En general, los trabajadores sin planes jubilatorios tradicionales optan por los del artículo 401, cláusula k (código tributario interno de 1978, modificado por la ley Sarbanes-Oxley en 2001). Pero ese tipo de planes tiene un riesgo ya puesto en evidencia durante el repliegue accionario de 2000/1: las pérdidas en capitalización de mercado se pasan al aportante.

Ahora, George W.Bush intentará otra reforma en materia de seguridad social, con el objeto de reducir las prestaciones mínimas garantidas por el sistema. Casi imitando esquemas de pensión privada en economías chicas, el presidente –cuya base electoral no incluye empleados ni futuros jubilados urbanos- propondrá “cuentas especiales de ahorro”, que ofrecen posibilidades (no seguridad) de que sus titulares alcancen el retiro con fondos suficientes para mantenerse después.
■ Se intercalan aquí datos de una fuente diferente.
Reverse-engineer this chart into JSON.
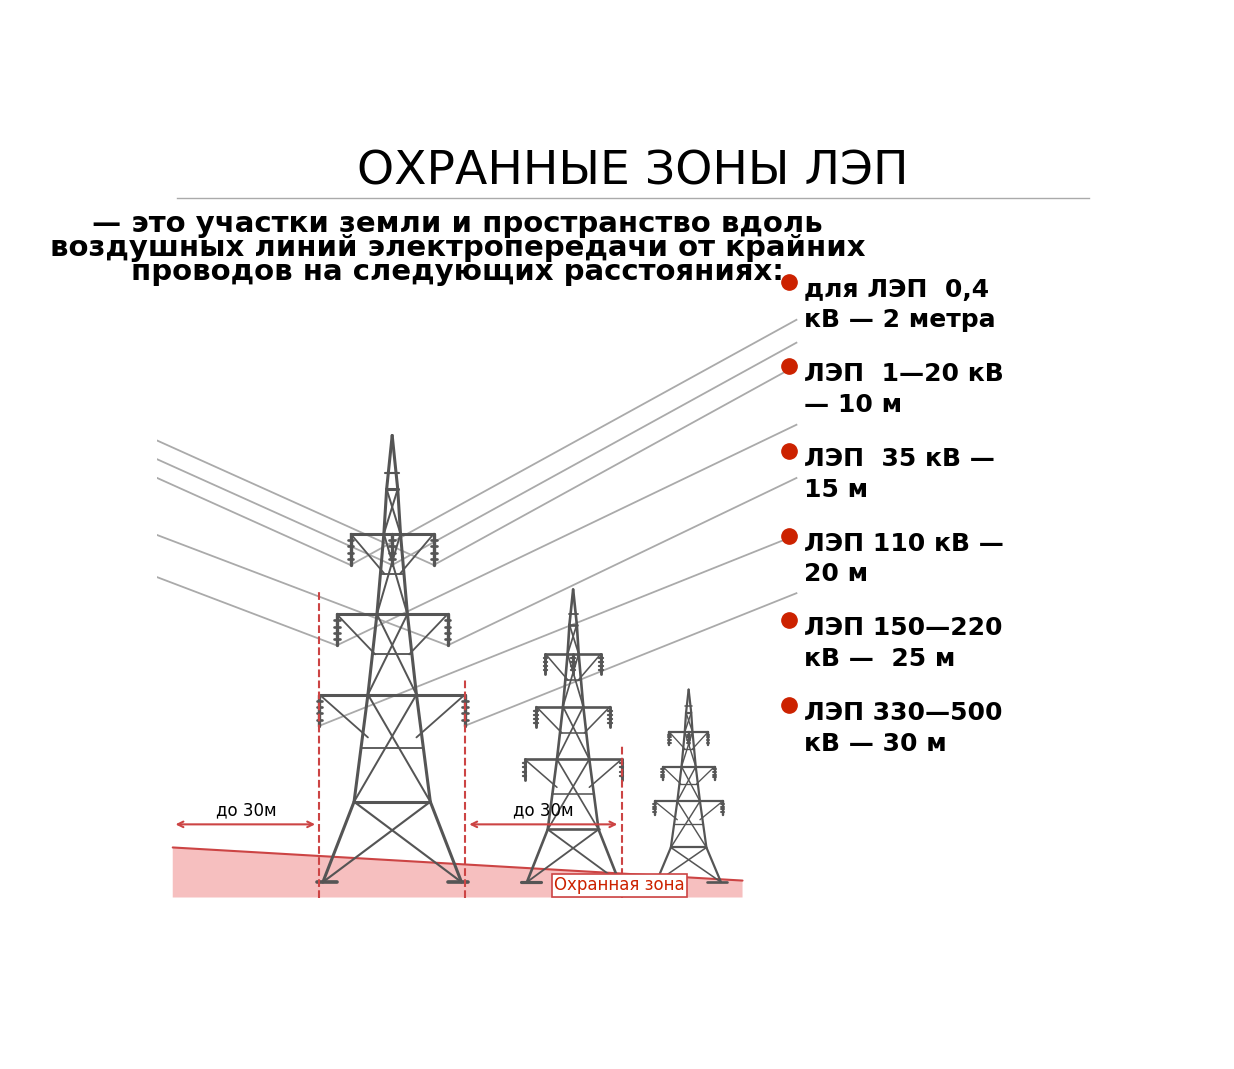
{
  "title": "ОХРАННЫЕ ЗОНЫ ЛЭП",
  "subtitle_line1": "— это участки земли и пространство вдоль",
  "subtitle_line2": "воздушных линий электропередачи от крайних",
  "subtitle_line3": "проводов на следующих расстояниях:",
  "legend_items": [
    {
      "text": "для ЛЭП  0,4\nкВ — 2 метра",
      "color": "#cc2200"
    },
    {
      "text": "ЛЭП  1—20 кВ\n— 10 м",
      "color": "#cc2200"
    },
    {
      "text": "ЛЭП  35 кВ —\n15 м",
      "color": "#cc2200"
    },
    {
      "text": "ЛЭП 110 кВ —\n20 м",
      "color": "#cc2200"
    },
    {
      "text": "ЛЭП 150—220\nкВ —  25 м",
      "color": "#cc2200"
    },
    {
      "text": "ЛЭП 330—500\nкВ — 30 м",
      "color": "#cc2200"
    }
  ],
  "bg_color": "#ffffff",
  "text_color": "#000000",
  "tower_color": "#555555",
  "zone_color": "#f5b8b8",
  "zone_border_color": "#cc4444",
  "dashed_line_color": "#cc4444",
  "arrow_color": "#cc4444",
  "wire_color": "#aaaaaa",
  "label_30m_left": "до 30м",
  "label_30m_right": "до 30м",
  "label_zone": "Охранная зона"
}
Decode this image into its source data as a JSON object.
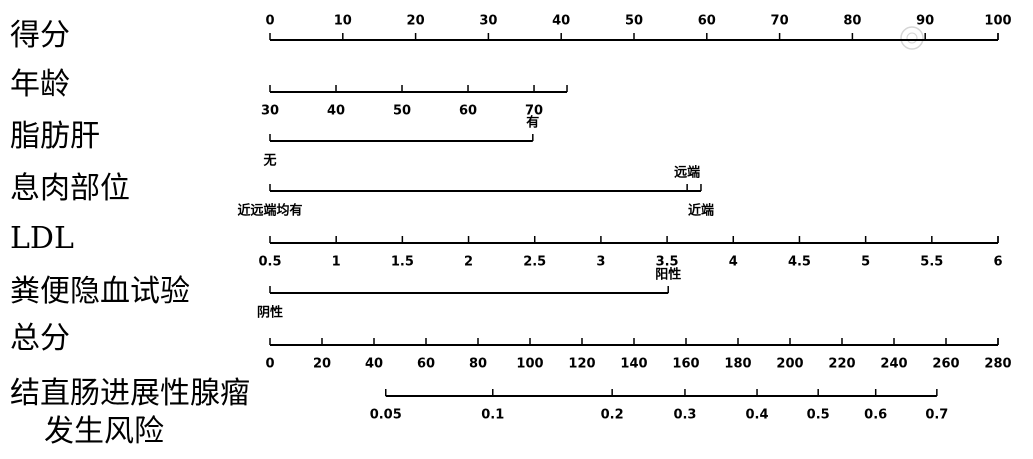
{
  "chart_data": {
    "type": "nomogram",
    "color": "#000000",
    "rows": [
      {
        "label": "得分",
        "kind": "continuous",
        "xlim": [
          0,
          100
        ],
        "points": [
          0,
          100
        ],
        "ticks": [
          0,
          10,
          20,
          30,
          40,
          50,
          60,
          70,
          80,
          90,
          100
        ],
        "tick_side": "above"
      },
      {
        "label": "年龄",
        "kind": "continuous",
        "xlim": [
          30,
          75
        ],
        "points": [
          0,
          40.8
        ],
        "ticks": [
          30,
          40,
          50,
          60,
          70
        ],
        "tick_side": "below"
      },
      {
        "label": "脂肪肝",
        "kind": "categorical",
        "levels": [
          {
            "label": "无",
            "points": 0,
            "side": "below"
          },
          {
            "label": "有",
            "points": 36.1,
            "side": "above"
          }
        ]
      },
      {
        "label": "息肉部位",
        "kind": "categorical",
        "levels": [
          {
            "label": "近远端均有",
            "points": 0,
            "side": "below"
          },
          {
            "label": "远端",
            "points": 57.3,
            "side": "above"
          },
          {
            "label": "近端",
            "points": 59.2,
            "side": "below"
          }
        ]
      },
      {
        "label": "LDL",
        "kind": "continuous",
        "xlim": [
          0.5,
          6
        ],
        "points": [
          0,
          100
        ],
        "ticks": [
          0.5,
          1,
          1.5,
          2,
          2.5,
          3,
          3.5,
          4,
          4.5,
          5,
          5.5,
          6
        ],
        "tick_side": "below"
      },
      {
        "label": "粪便隐血试验",
        "kind": "categorical",
        "levels": [
          {
            "label": "阴性",
            "points": 0,
            "side": "below"
          },
          {
            "label": "阳性",
            "points": 54.7,
            "side": "above"
          }
        ]
      },
      {
        "label": "总分",
        "kind": "continuous",
        "xlim": [
          0,
          280
        ],
        "points": [
          0,
          100
        ],
        "ticks": [
          0,
          20,
          40,
          60,
          80,
          100,
          120,
          140,
          160,
          180,
          200,
          220,
          240,
          260,
          280
        ],
        "tick_side": "below"
      },
      {
        "label": [
          "结直肠进展性腺瘤",
          "发生风险"
        ],
        "kind": "risk",
        "ticks": [
          0.05,
          0.1,
          0.2,
          0.3,
          0.4,
          0.5,
          0.6,
          0.7
        ],
        "tick_points": [
          15.9,
          30.6,
          47.0,
          57.0,
          66.9,
          75.3,
          83.2,
          91.6
        ],
        "tick_side": "below"
      }
    ]
  }
}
Esta gama de posibilidades puede desatar un ciclo negativos de negocios, pues los norteamericanos bien podrían concluir que, ante tantas incertidumbres, les convendrá gastar menos y ahorrar más. Esta conducta desaceleraría una economía ya recargada de déficit insostenibles. El mismo proceso, al castigar inversiones y elevar tasas reales, acentuaría la regresión del consumo y se crearía un círculo vicioso.